To have these great big, bold ideas we need to understand the brain’s state of homeostasis, which is when our entire system returns to normal functioning range. The ideal state of homeostasis is to be calmly energetic, in other words when we are alert, energetic, and balanced. Achieving this state helps us stay open and ready to concentrate. When we are in this homeostatic state, we are not overly stressed, anxious or worried. We cannot avoid stress, but our ability to return to calm enables us to be more effective in problem-solving and sustains our well-being.

However, when you’re thinking about the big stuff, including the new things that you want to do with your life, the ideas will flow better when you are at the point of homeostasis or concentration.

In order for our brain to work on building our future, we need to find new data for it to digest. These new sources of information will help our brains create new neural pathways and new neurons which will literally power our creative thinking. In this state our imaginations will be able to think big, the ideal context in which to plan our new desired outcomes.

But tempting as it is for us to become over-excited at all the possibilities that lie before us, we need to avoid over-stimulating the brain and focus on bite size chunks.

There are many advantages to being more ‘aware’, in other words focusing on being present within our surroundings, taking time to investigate what is going on in the here and now. A state of calm helps us sustain our attention to the present moment. Examining what is present, in the moment (as opposed to thinking about the past or future), encourages the brain to process information more efficiently in the most efficient context, i.e. right this minute.

We naturally get very tied up with the future (and often the past), preoccupying ourselves with all those ‘what ifs’. However, once we recognise that the future is largely determined by what happens now, in the present, we can start using the here and now more effectively. Because the more we are open to noticing what’s around us now, the more the world of possibilities and opportunities will reveal itself to us.

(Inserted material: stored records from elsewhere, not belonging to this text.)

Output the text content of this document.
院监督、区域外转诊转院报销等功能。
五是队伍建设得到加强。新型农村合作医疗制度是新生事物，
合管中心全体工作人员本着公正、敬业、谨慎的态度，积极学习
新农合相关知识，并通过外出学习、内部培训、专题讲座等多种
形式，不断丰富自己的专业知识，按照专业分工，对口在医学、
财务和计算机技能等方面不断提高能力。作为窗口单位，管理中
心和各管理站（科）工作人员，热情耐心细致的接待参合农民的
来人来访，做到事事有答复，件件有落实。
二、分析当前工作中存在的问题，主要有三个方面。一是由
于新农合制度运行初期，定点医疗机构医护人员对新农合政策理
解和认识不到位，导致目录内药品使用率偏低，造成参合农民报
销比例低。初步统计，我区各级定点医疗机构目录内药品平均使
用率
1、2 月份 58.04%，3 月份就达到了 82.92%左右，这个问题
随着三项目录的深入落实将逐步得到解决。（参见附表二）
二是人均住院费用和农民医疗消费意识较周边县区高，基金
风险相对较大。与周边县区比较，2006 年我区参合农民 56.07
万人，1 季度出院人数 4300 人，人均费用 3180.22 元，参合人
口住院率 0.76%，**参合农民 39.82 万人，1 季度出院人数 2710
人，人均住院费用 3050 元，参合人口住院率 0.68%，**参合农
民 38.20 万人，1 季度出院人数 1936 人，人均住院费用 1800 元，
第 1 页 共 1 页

When I work with a client who is stressed, anxious or overworked, I will suggest that, just for a little while, they pause. I do mean pause, rather than stop. The fact is that the brain doesn’t do stop unless something catastrophic has occurred. But if we focus on pausing, taking time to notice and observe our surroundings we are enabling our brains to receive the ‘new’ input it is craving, in manageable bite-sized portions. And it will reward us handsomely with creative empowerment.

When performing tasks, from mapping an annual plan or something as mundane as stacking a dishwasher, the brain constantly looks for pathways that it already knows; patterns of habit, information that makes it easier, e.g. the spoons always go in the cutlery space. However in order to contemplate big, bold new plans and ideas the brain needs something new to work with.

So, when you are pausing, actually watch someone or something that you haven’t noticed before (for example another member of staff doing their job, or just look up and notice the patterns in the clouds for a while) and see how your thinking changes; you will notice what a difference pausing makes. By pausing your brain in this way you might find that you effortlessly have more new and original ideas than when you try to purposefully sit down and generate ideas.

Expose yourself to new and different experiences and senses and see what they inspire in you. Change your usual and familiar radio station, take a different route on a regular journey, read a different newspaper, go on a different sort of day out or holiday.

New stimuli will create the new bold and transformative thinking necessary for you to enter the next stage of your life.